Lalu, pelan tapi pasti, santri yang bernama Yusuf itu mulai bisa ditarik ke luar dari bagian terdalam tempat dia bertahan. Pelan dan penuh kehati-hatian. Kemudian, terdengar lagi kalimat-kalimat panduan lanjutan seperti ini: ’’Tidur ae, Suf. Tenang Suf.’’
Sungguh heroik aksi penyelamatan terhadap para santri yang terjebak dalam reruntuhan bangunan itu. Video aksi penyelamatan tersebut beredar luas ke kalangan publik. Siapa pun bisa mengikuti aksi heorik penyelamatan itu dengan penuh getir hati. Sebab, semua tak pernah membayangkan musibah tersebut terjadi.
Yusuf memang hanya satu di antara sekian banyak korban. Penyelamatan oleh tim Basarnas itu juga sebagian saja dari aksi-aksi kemanusiaan lain yang dipertunjukkan banyak pihak pada musibah yang menyayat hati itu. Pondok Pesantren Al-Khoziny sedang berduka. Santri dan keluarga pun demikian. Publik juga tak mampu menyembunyikan kegetiran hati.

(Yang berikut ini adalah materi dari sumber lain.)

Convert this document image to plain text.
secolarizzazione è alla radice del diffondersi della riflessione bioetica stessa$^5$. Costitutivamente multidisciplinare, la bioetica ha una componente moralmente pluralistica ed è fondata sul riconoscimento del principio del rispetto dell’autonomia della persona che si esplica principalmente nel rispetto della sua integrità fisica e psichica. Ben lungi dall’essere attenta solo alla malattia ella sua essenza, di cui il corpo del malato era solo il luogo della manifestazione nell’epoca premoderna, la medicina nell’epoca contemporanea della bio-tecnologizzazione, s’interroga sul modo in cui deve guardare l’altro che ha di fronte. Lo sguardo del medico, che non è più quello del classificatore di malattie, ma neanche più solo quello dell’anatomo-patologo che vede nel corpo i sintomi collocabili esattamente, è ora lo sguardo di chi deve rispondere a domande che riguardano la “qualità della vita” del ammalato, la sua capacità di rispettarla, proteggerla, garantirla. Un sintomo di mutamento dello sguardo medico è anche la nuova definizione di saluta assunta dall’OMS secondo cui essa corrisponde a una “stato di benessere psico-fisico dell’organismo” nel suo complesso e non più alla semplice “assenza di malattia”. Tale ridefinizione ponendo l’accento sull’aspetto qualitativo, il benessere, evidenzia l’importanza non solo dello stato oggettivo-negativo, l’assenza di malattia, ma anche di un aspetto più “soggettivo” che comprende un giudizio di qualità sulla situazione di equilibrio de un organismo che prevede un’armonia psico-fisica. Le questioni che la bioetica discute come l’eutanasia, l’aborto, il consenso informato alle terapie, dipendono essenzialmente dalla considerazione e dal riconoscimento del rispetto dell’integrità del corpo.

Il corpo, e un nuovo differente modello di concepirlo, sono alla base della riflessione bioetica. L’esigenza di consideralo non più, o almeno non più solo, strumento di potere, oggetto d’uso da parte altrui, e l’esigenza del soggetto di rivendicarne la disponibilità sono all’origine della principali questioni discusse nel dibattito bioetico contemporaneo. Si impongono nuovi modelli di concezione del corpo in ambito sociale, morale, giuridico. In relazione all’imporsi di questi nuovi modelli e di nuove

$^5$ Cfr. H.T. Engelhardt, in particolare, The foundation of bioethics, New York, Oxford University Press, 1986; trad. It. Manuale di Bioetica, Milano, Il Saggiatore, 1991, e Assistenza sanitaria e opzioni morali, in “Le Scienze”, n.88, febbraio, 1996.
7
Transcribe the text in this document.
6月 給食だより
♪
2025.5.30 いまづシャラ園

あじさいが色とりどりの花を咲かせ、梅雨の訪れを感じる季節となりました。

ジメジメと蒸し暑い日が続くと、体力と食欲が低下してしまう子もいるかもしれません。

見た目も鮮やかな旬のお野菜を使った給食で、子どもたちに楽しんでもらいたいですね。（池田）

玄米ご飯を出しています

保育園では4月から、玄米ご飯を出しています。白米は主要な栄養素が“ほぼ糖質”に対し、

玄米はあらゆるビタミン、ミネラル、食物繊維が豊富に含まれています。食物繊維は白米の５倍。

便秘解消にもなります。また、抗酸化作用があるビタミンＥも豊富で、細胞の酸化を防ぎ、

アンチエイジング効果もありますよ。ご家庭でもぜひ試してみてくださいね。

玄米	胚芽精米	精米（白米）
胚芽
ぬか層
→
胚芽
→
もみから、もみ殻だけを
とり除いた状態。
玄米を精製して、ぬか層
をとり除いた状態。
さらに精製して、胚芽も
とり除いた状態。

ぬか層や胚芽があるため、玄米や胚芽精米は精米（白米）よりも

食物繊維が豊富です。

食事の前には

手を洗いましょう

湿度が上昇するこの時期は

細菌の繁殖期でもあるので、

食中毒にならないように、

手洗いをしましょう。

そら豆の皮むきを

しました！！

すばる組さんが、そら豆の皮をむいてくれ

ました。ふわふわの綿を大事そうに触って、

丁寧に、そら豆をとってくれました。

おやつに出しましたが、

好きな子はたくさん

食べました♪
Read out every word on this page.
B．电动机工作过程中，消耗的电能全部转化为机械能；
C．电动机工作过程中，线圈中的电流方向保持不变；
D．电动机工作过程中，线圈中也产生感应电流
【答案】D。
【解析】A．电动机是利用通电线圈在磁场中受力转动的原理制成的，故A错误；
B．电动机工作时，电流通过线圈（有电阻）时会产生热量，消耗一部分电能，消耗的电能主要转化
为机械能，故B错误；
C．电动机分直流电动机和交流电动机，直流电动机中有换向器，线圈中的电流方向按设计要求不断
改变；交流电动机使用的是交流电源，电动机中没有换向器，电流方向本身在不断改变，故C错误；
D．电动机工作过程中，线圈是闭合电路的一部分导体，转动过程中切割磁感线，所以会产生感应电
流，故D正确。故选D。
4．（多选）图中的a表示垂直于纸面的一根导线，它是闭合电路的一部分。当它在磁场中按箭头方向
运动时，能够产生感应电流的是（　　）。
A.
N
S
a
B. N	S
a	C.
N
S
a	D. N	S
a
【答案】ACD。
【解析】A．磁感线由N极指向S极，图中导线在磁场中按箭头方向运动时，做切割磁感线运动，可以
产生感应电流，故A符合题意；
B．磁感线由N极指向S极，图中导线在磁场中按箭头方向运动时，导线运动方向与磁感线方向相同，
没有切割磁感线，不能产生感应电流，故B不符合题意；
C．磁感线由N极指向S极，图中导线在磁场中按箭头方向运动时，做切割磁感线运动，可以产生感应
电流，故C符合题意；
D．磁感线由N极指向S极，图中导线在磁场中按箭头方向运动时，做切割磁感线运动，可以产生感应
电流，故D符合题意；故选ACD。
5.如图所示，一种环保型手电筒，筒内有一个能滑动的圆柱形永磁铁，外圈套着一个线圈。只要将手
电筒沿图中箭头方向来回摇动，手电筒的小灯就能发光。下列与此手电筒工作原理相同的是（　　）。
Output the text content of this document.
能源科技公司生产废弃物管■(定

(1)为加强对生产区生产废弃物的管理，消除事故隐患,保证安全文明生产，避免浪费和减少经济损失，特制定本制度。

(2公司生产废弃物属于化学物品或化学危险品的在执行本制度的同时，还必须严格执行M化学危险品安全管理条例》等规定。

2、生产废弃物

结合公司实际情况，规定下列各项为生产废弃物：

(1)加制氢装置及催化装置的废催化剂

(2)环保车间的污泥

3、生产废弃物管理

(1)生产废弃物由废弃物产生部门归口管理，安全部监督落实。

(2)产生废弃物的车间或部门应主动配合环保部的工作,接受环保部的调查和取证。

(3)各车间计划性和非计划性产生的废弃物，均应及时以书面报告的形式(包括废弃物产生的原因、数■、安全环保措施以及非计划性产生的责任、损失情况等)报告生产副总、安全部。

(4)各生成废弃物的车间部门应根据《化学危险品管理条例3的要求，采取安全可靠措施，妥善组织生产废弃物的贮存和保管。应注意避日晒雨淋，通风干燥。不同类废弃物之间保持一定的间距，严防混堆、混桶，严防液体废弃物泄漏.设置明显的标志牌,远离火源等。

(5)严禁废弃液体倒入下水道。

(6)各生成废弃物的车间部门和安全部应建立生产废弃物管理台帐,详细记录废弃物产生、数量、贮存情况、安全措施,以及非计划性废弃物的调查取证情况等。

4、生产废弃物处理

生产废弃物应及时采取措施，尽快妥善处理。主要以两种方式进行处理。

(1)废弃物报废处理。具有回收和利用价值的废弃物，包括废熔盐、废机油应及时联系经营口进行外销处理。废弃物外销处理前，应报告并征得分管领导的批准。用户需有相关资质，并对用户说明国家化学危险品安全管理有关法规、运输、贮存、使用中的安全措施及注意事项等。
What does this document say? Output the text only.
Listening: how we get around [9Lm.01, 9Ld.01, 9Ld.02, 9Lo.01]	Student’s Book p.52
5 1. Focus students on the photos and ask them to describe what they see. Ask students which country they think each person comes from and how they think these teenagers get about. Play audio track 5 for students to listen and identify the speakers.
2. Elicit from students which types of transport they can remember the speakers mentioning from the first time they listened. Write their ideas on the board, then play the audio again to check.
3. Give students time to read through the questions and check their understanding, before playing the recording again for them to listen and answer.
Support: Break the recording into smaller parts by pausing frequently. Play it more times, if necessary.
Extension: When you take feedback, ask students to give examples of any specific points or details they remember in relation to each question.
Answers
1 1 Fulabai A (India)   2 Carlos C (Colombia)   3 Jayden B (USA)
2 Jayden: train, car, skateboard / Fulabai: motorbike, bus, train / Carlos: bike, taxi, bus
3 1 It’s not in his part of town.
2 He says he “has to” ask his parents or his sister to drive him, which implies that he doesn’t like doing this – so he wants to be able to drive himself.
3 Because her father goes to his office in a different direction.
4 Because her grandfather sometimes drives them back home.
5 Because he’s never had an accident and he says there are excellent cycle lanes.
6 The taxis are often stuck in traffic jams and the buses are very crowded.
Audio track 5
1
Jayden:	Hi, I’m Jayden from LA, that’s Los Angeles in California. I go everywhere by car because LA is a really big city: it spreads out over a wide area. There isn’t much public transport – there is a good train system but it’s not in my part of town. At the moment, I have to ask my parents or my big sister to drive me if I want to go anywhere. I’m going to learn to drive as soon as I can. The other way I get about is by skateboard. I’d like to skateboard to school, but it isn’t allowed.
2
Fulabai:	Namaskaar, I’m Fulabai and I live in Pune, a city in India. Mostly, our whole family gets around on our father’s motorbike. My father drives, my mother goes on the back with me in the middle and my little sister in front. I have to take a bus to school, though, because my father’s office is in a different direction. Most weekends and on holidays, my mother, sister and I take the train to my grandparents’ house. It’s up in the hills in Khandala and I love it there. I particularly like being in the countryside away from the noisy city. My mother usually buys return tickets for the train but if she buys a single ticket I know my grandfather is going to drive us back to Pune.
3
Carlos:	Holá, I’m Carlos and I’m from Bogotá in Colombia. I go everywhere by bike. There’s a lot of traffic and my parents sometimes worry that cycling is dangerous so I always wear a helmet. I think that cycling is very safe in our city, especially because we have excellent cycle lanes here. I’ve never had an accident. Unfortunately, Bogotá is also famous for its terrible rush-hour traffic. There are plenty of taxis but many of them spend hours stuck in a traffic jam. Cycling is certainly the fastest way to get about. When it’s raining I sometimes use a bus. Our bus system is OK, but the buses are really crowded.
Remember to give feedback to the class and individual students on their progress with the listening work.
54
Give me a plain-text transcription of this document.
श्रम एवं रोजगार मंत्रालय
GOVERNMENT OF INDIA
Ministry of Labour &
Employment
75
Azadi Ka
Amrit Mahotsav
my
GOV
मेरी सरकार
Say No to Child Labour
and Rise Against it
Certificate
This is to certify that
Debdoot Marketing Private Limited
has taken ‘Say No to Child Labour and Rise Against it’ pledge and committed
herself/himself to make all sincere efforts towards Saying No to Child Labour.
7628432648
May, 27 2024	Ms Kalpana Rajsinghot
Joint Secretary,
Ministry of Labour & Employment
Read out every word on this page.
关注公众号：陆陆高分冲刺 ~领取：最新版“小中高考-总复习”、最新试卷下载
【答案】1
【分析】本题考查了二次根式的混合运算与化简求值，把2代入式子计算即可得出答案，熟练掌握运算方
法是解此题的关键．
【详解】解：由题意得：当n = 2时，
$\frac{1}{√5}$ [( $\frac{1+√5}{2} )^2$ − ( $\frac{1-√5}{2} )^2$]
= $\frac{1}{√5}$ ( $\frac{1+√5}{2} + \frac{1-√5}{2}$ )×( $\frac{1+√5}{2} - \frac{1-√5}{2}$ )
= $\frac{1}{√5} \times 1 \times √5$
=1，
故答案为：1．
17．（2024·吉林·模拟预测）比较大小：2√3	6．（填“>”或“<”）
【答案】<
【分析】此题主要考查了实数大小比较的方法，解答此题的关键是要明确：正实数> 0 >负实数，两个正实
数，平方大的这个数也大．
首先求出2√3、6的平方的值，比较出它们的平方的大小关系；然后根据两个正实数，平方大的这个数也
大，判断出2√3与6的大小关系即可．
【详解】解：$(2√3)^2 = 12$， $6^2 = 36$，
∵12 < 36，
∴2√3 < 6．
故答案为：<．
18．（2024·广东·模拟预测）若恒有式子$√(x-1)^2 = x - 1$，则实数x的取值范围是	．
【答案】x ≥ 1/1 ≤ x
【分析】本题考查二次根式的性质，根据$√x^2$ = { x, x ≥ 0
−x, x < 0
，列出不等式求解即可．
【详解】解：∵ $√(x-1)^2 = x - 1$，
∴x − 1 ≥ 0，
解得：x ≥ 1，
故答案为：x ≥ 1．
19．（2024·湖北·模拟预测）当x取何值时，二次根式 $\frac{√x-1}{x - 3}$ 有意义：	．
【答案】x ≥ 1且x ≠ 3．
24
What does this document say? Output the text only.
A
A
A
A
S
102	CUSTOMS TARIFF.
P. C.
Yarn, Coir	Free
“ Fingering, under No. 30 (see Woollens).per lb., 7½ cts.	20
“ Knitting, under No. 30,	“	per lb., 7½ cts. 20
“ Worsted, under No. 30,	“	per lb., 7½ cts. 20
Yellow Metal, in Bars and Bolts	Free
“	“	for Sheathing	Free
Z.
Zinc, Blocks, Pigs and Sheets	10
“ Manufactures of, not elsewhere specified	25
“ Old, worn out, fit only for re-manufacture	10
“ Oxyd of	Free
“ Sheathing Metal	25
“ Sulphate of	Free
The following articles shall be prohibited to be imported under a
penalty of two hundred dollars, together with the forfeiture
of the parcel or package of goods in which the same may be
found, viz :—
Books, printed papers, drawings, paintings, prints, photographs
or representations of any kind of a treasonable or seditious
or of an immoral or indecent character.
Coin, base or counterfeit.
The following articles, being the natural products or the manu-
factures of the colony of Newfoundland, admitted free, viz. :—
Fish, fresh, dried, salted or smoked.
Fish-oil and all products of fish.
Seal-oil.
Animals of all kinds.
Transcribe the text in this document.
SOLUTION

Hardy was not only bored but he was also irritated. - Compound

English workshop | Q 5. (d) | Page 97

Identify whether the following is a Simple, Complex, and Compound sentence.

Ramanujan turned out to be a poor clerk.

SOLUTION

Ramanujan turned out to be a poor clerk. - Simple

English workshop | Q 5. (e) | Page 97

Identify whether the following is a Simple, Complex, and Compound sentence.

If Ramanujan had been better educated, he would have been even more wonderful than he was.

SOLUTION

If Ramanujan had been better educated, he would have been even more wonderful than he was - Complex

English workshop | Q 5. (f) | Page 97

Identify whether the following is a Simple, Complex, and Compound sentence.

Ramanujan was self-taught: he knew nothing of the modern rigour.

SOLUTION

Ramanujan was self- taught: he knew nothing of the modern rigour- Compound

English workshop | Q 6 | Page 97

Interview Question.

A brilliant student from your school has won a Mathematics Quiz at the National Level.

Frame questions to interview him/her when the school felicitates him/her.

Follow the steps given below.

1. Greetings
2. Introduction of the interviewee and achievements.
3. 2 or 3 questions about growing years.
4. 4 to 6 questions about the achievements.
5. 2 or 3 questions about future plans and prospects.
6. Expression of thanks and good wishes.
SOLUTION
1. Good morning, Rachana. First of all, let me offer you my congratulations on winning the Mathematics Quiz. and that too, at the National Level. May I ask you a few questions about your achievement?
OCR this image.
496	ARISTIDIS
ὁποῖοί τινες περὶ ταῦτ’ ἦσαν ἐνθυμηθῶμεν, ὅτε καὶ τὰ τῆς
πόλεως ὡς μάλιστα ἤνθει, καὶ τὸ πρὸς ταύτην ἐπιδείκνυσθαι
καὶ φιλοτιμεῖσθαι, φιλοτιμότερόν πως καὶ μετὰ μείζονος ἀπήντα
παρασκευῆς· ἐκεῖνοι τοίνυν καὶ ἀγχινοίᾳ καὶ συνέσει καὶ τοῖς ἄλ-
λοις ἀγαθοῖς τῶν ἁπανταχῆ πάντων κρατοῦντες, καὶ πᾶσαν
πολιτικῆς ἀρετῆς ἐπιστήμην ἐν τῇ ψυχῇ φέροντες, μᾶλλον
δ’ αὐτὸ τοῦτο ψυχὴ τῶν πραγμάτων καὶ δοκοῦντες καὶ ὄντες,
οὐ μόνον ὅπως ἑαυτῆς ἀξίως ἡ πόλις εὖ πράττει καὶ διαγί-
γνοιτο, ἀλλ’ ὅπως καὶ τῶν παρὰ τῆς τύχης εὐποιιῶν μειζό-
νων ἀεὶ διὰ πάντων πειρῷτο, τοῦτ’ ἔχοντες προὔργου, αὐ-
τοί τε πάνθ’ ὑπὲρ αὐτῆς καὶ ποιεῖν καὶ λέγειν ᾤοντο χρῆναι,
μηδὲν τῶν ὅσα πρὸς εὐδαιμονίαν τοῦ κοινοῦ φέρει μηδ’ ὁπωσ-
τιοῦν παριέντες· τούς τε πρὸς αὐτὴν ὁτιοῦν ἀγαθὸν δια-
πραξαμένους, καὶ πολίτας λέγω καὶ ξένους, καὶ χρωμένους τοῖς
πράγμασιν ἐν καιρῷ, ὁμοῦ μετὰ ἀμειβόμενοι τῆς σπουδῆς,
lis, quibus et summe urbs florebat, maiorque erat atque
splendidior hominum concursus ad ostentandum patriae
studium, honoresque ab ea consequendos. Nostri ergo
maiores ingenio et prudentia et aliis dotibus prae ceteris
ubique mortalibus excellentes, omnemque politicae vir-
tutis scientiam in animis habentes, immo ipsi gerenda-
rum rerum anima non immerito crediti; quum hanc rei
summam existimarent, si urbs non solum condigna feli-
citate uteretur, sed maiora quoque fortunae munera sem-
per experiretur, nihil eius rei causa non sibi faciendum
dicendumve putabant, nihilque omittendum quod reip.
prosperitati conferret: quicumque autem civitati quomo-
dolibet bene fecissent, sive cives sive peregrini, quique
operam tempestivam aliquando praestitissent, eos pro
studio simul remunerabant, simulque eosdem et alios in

Lepas dari duka itu, aksi heroik penyelamatan para korban di bawah reruntuhan bangunan tersebut menimbulkan kekaguman di balik kegetiran. Mengapa begitu? Kondisi lapangan yang sangat sulit akibat impitan reruntuhan bangunan yang sangat kuat, tetapi materialnya cukup rapuh, menjadikan aksi penyelamatan korban dihadapkan pada kesulitan teknis.
Alat berat yang sudah disiapkan di lokasi kejadian tak dapat digunakan maksimal akibat reruntuhan bangunan yang sangat rawan gerak. Jika dipaksakan digunakan tanpa perhitungan supermatang, penyelamatan bakal bertambah buruk. Risiko justru mengancam para santri yang bertahan di bawah reruntuhan bangunan.
Tangisan orang tua dan keluarga santri korban di sekitar titik lokasi tentu menjadi konteks lanjutan dari tantangan itu. Semua pihak pasti getir mendapati situasi tersebut. Apalagi, bagi orang tua dan keluarga santri yang terkena musibah, kegetiran itu tak bisa dihindari.
Aksi Mulia
Di tengah situasi penyelamatan yang serbasulit itu, tim Basarnas dan para pihak mengambil langkah alternatif. Alih-alih mengoptimalkan alat berat, mereka justru melakukan langkah konkret tetapi berbasis manual dengan menggali tanah untuk mempermudah penyelamatan santri. Penyelamatan Yusuf merupakan salah satu contoh langkah alternatif nan konkret itu.
Nilai heroisme memang dipertunjukkan banyak pihak. Bukan hanya aksi penyelamatan yang menimbulkan kekaguman. Perhatian dan aksi nyata para pihak lain juga menyiratkan nilai kemuliaan di tengah musibah itu. Aksi nyata tersebut berupa pendampingan para keluarga santri korban hingga penyediaan dapur umum untuk kepentingan konsumsi keluarga santri korban.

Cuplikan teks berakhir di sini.